Scripps Students Receive Johnson Research Awards

Five Scripps students received Stanley and Mary Johnson Research Awards to conduct projects during the summer of 2008. Clio Korn ’10, Jenna Leahy ’10, Emily Luttrull ’10, Sarah Pripas ’09, and Duyen Tran ’10 will present their findings at a campus-wide event in the fall.

Korn’s project will involve a study of how cultural differences affect the transmission of knowledge. By working with a counselor training program in Mbarra, Uganda, she will investigate how efforts to be sensitive to Ugandan culture affect the teaching of Western psychology and neuroscience. In the process of conducting her research, she hopes to help the counseling students with their studies.

Leahy’s research will examine how religion empowers women in third-world countries, specifically the relationship between activism and Catholicism. She plans to explore gender restrictions within society through case studies, observing the power women can yield in their communities through religious means. She will study groups of women in two different convents, the first in La Morita Mission in Tijuana, Mexico. Her research will continue in Dakar, Senegal, where she will study during the fall 2008 semester.

Leahy plans to share the results of her study with the Humanities Institute, the Gender and Women’s studies department, the religious studies department, and the Politics and International Relations department at Scripps. “The project will yield innovative, unique, and informative research and will allow me to gain a real-life perspective in a growing intellectual field,” she said.

Tran’s study will also take her abroad: she will explore the ways in which youth HIV/AIDS prevention programs are successful in Vietnam by investigating the behavioral changes of the program’s participants. Tran says that Vietnamese people living with HIV/AIDS face a range of discrimination in their society because the dissemination of information about the diseases targets at-risk populations rather than at-risk behaviors.
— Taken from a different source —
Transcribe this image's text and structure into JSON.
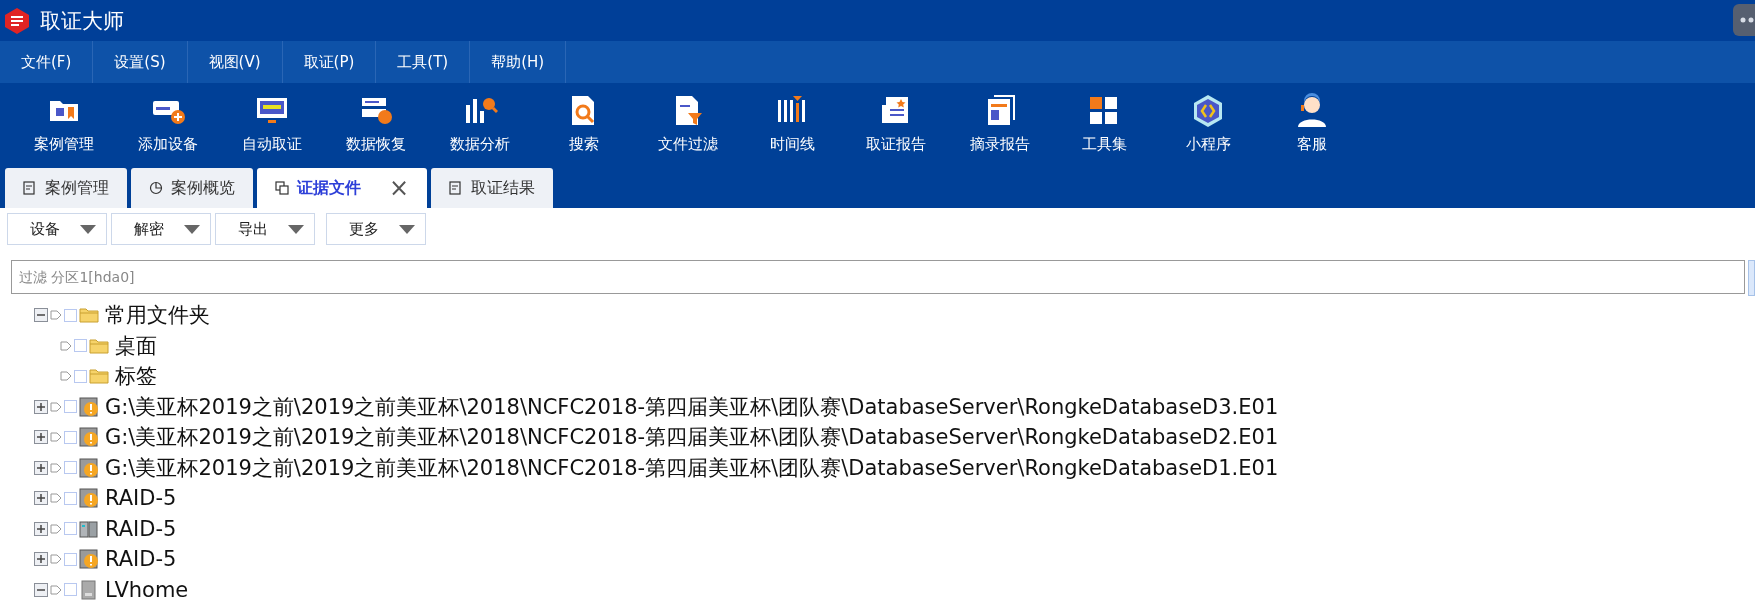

Tran hopes to achieve a better understanding of how government preventative initiatives address stigma and discrimination in its agenda to prevent, treat, and educate the public about the HIV/AIDS epidemic.

Luttrull’s research will keep her close to Claremont. Her project will focus on the gradual decline of the city of Pomona’s economy and how grassroots organizing can be used as a powerful tool to enable and equip its citizens to reverse the process. Through her study of nonprofit organizations within the city, she hopes to understand the economic, racial, religious, and historical components of community organizations. She plans on employing the results of her research to contribute long-term to the organizing effects taking place in Pomona.

Pripas’ work will focus on autism spectrum disorders, specifically infantile autism and Asperger’s Syndrome. She will examine how the perception of autism has changed over time, studying the disorder from both historical and sociological perspectives. She also hopes to examine the history of autism before the existence of that diagnosis. “With autism diagnoses becoming more prevalent in the United States and elsewhere, social inquiry into this term is sorely needed,” she said. “It is my hope that this project will illuminate our understanding of the ambiguous line between ‘normal’ and ‘abnormal’ people and behavior.”